After throwing a few ideas around, we decided that our fictitious client would be called BSKR (vowels purposely excluded). The company helps professional buskers (street performers) maximize their earning potential through a scheduling platform while increasing viewership for their network as a whole. Essentially, we would find the busiest stations in terms of foot traffic, and would allocate BSKR’s clients equitably amongst these destinations. Therefore, performers are placed in strategic areas to maximize their potential earnings, but aren’t stepping on each other’s toes in the process. Presentations for the project were held on Friday, so we had little time to waste.

After Monday, the schedule for the next three days was more or less as follows:

Pair programming challenges for about an hour to start the day.
Lecture until lunch.
An hour and a half break for lunch (definitely a nice time to catch up on work, but also to socialize and get to know one another).
After lunch, there would usually be some additional supplementary lectures for an hour or two.
The last bit of the day was reserved for working on Benson.

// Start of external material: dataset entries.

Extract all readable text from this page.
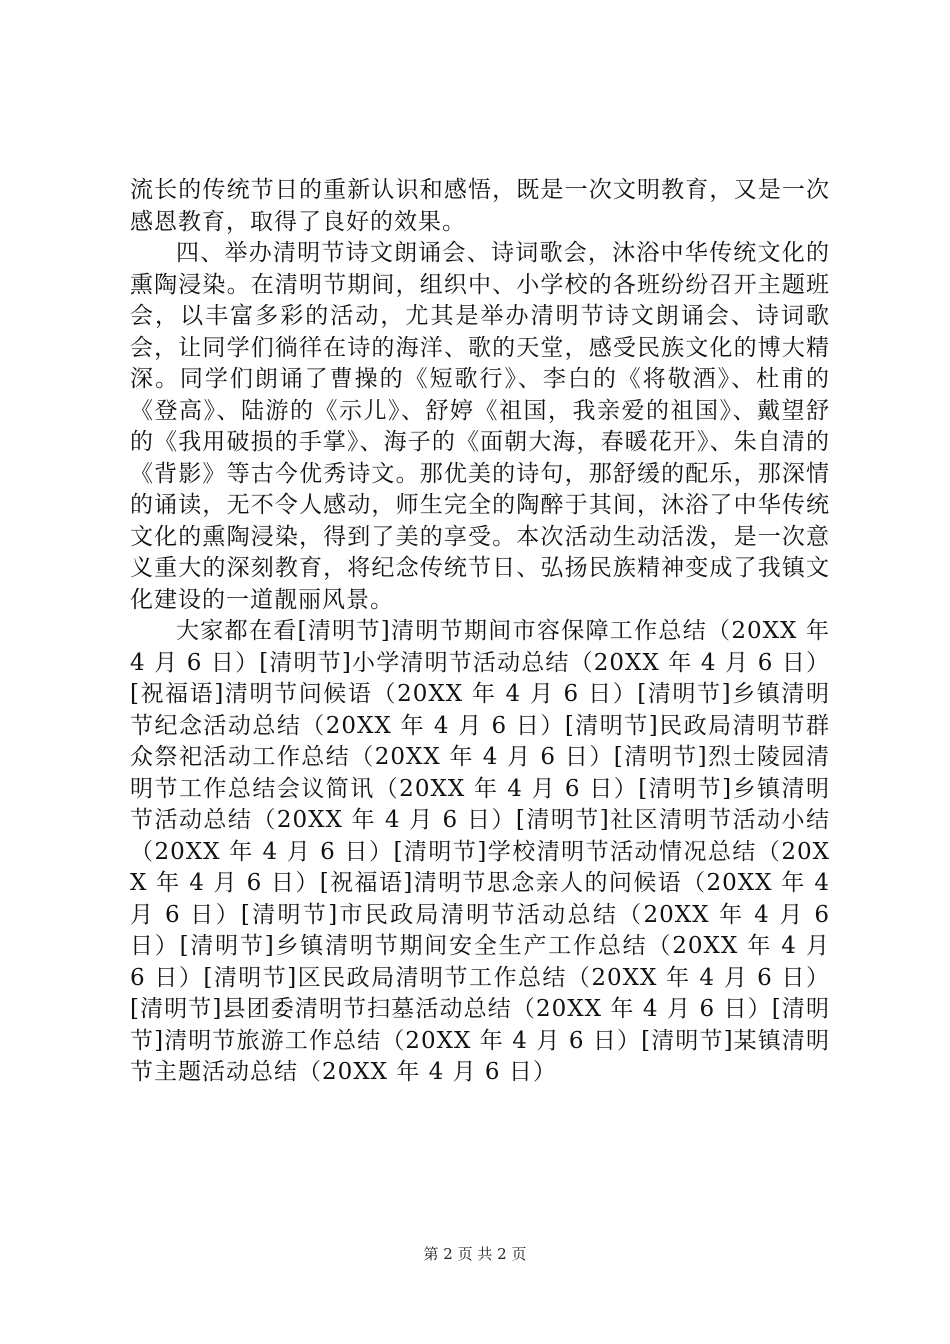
流长的传统节日的重新认识和感悟，既是一次文明教育，又是一次感恩教育，取得了良好的效果。

四、举办清明节诗文朗诵会、诗词歌会，沐浴中华传统文化的熏陶浸染。在清明节期间，组织中、小学校的各班纷纷召开主题班会，以丰富多彩的活动，尤其是举办清明节诗文朗诵会、诗词歌会，让同学们徜徉在诗的海洋、歌的天堂，感受民族文化的博大精深。同学们朗诵了曹操的《短歌行》、李白的《将敬酒》、杜甫的《登高》、陆游的《示儿》、舒婷《祖国，我亲爱的祖国》、戴望舒的《我用破损的手掌》、海子的《面朝大海，春暖花开》、朱自清的《背影》等古今优秀诗文。那优美的诗句，那舒缓的配乐，那深情的诵读，无不令人感动，师生完全的陶醉于其间，沐浴了中华传统文化的熏陶浸染，得到了美的享受。本次活动生动活泼，是一次意义重大的深刻教育，将纪念传统节日、弘扬民族精神变成了我镇文化建设的一道靓丽风景。

大家都在看[清明节]清明节期间市容保障工作总结（20XX 年 4 月 6 日）[清明节]小学清明节活动总结（20XX 年 4 月 6 日）[祝福语]清明节问候语（20XX 年 4 月 6 日）[清明节]乡镇清明节纪念活动总结（20XX 年 4 月 6 日）[清明节]民政局清明节群众祭祀活动工作总结（20XX 年 4 月 6 日）[清明节]烈士陵园清明节工作总结会议简讯（20XX 年 4 月 6 日）[清明节]乡镇清明节活动总结（20XX 年 4 月 6 日）[清明节]社区清明节活动小结（20XX 年 4 月 6 日）[清明节]学校清明节活动情况总结（20XX 年 4 月 6 日）[祝福语]清明节思念亲人的问候语（20XX 年 4 月 6 日）[清明节]市民政局清明节活动总结（20XX 年 4 月 6 日）[清明节]乡镇清明节期间安全生产工作总结（20XX 年 4 月 6 日）[清明节]区民政局清明节工作总结（20XX 年 4 月 6 日）[清明节]县团委清明节扫墓活动总结（20XX 年 4 月 6 日）[清明节]清明节旅游工作总结（20XX 年 4 月 6 日）[清明节]某镇清明节主题活动总结（20XX 年 4 月 6 日）

第 2 页 共 2 页
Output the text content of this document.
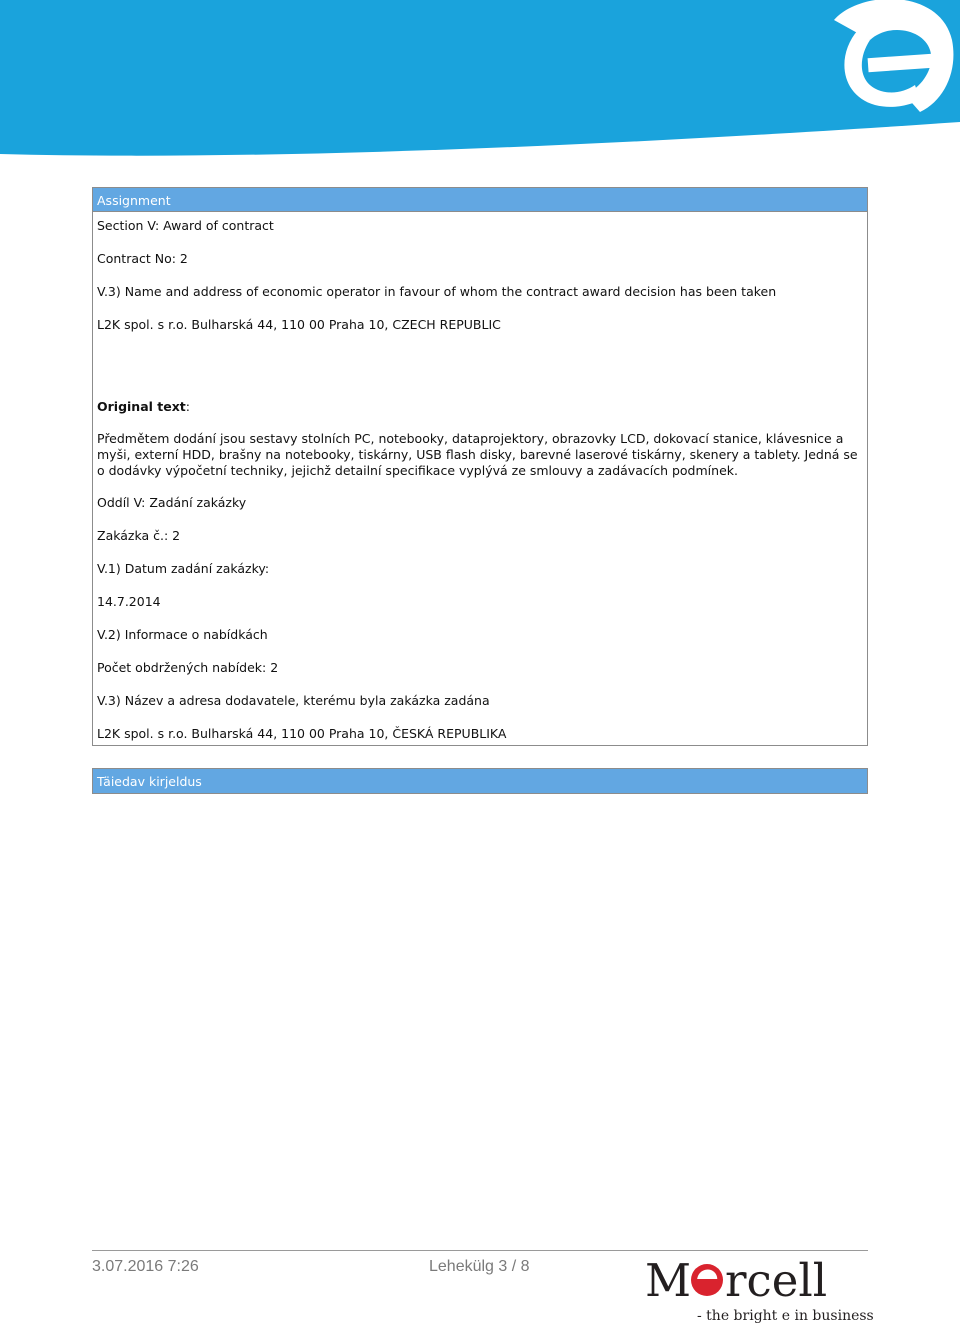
Assignment

Section V: Award of contract

Contract No: 2

V.3) Name and address of economic operator in favour of whom the contract award decision has been taken

L2K spol. s r.o. Bulharská 44, 110 00 Praha 10, CZECH REPUBLIC

Original text:

Předmětem dodání jsou sestavy stolních PC, notebooky, dataprojektory, obrazovky LCD, dokovací stanice, klávesnice a myši, externí HDD, brašny na notebooky, tiskárny, USB flash disky, barevné laserové tiskárny, skenery a tablety. Jedná se o dodávky výpočetní techniky, jejichž detailní specifikace vyplývá ze smlouvy a zadávacích podmínek.

Oddíl V: Zadání zakázky

Zakázka č.: 2

V.1) Datum zadání zakázky:

14.7.2014

V.2) Informace o nabídkách

Počet obdržených nabídek: 2

V.3) Název a adresa dodavatele, kterému byla zakázka zadána

L2K spol. s r.o. Bulharská 44, 110 00 Praha 10, ČESKÁ REPUBLIKA

Täiedav kirjeldus
3.07.2016 7:26	Lehekülg 3 / 8	M rcell
- the bright e in business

Once Friday rolled around we still had a pair programming challenge, but were given the rest of the day to work on the finishing touches for our presentations. After lunch we presented to the cohort, and were asked questions and given feedback (both positive and negative) on our project as a whole. After writing up our final proposal, we submitted all of our materials to GitHub and called it a week. Benson is officially in the books as the first entry into our Metis portfolio of projects, with four more to come throughout the next 11 weeks.

Some general thoughts on week 1:

Fast paced, but effective nonetheless.
Loving the applied nature of the program thus far. We ended up really getting our hands dirty with data munging and exploring a fairly messsy data set, which is great experience.
Experience presenting is invaluable. A good data science project means little to nothing if you don’t know how to effectively communicate your findings!
The cohort is from a diverse set of backgrounds, including Physics, Economics, Biology and Health Care, among others. It’s great getting to know so many interesting people with such varied perspectives.
The food in SF is great! The coffee, too.
I’m excited for basketball season to start up. The group has quite a few NBA fans, so the communal fandom and banter should be fun.

While the short deadline for Benson and amount of material made the first week a bit daunting, I have genuinely positive reviews of the experience thus far and am looking forward to what the next 11 weeks has in store.